The problem is that enforcing “disruption” in the name of business creates public tragedy, undermines global attention and creates billions of unnecessary interruptions every day.

07 Benefit Oriented

Capture your reasons for visiting your app and connect them to the business reasons for your app to maximize user time consumption.

For example, the two most popular categories in supermarkets are snacks and milk. But the supermarket manager wants to maximise the amount people buy, so he “hides” snacks and milk in the back of the store.

In other words, grocery stores tie what customers want (milk, snacks) closely to what supermarkets want. If supermarkets are interested in making shopping easier for people, they will put the most popular products in the most prominent position.

Tech companies design their websites in the same way.
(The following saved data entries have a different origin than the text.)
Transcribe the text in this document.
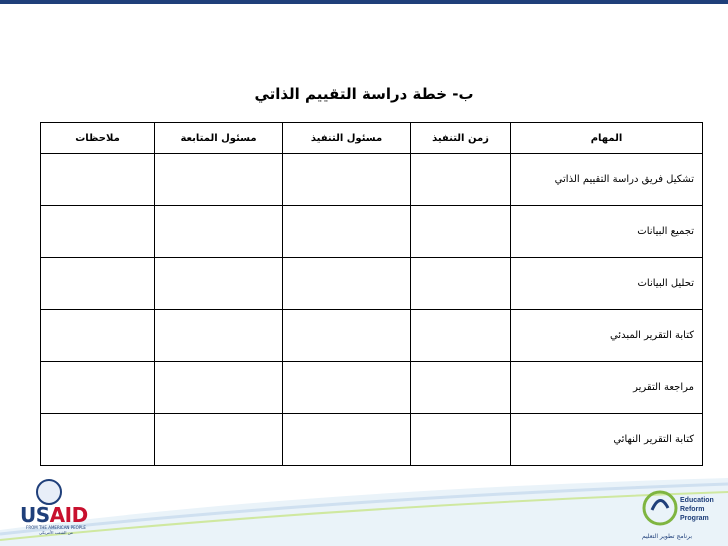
ب- خطة دراسة التقييم الذاتي
المهام	زمن التنفيذ	مسئول التنفيذ	مسئول المتابعة	ملاحظات
تشكيل فريق دراسة التقييم الذاتي				
تجميع البيانات				
تحليل البيانات				
كتابة التقرير المبدئي				
مراجعة التقرير				
كتابة التقرير النهائي				
USAID
FROM THE AMERICAN PEOPLE
من الشعب الأمريكي
Education
Reform
Program
برنامج تطوير التعليم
For example, when you want to check out a Facebook event that happened tonight (your reason), the Facebook app prevents you from accessing it without first logging into the news feed (their reason), Facebook intentionally. Facebook wants to make every reason you use Facebook work for them.

08 Awkward Choices

Tech companies have always been nonchalant in saying,

“If you don’t like it, you can use a different product.”

“If you don’t like it, you can take it off”

“If you get too addicted, you can always uninstall our app.”

Companies naturally want you to do things they like, not things they don’t like. Magicians do the same thing: make it easier for the audience to choose what you want them to choose, and harder to choose what you don’t like.

The New York Times, for example, allows you to “opt out” of your digital subscription. However, when you click “Unsubscribe,” they don’t just do that, but cancel the account by calling a phone number that is only open at certain times.

Are you uncomfortable with the technical controls? Imagine tens of thousands of product managers trying to create new ways to engage you every day.

The ultimate freedom is freedom of thought, and we need technology to help us live, feel, think and act freely. We need smartphones and web browsers as shells around which our ideas and values can be formed. People’s time is precious. We should protect and cherish it like privacy and other digital rights.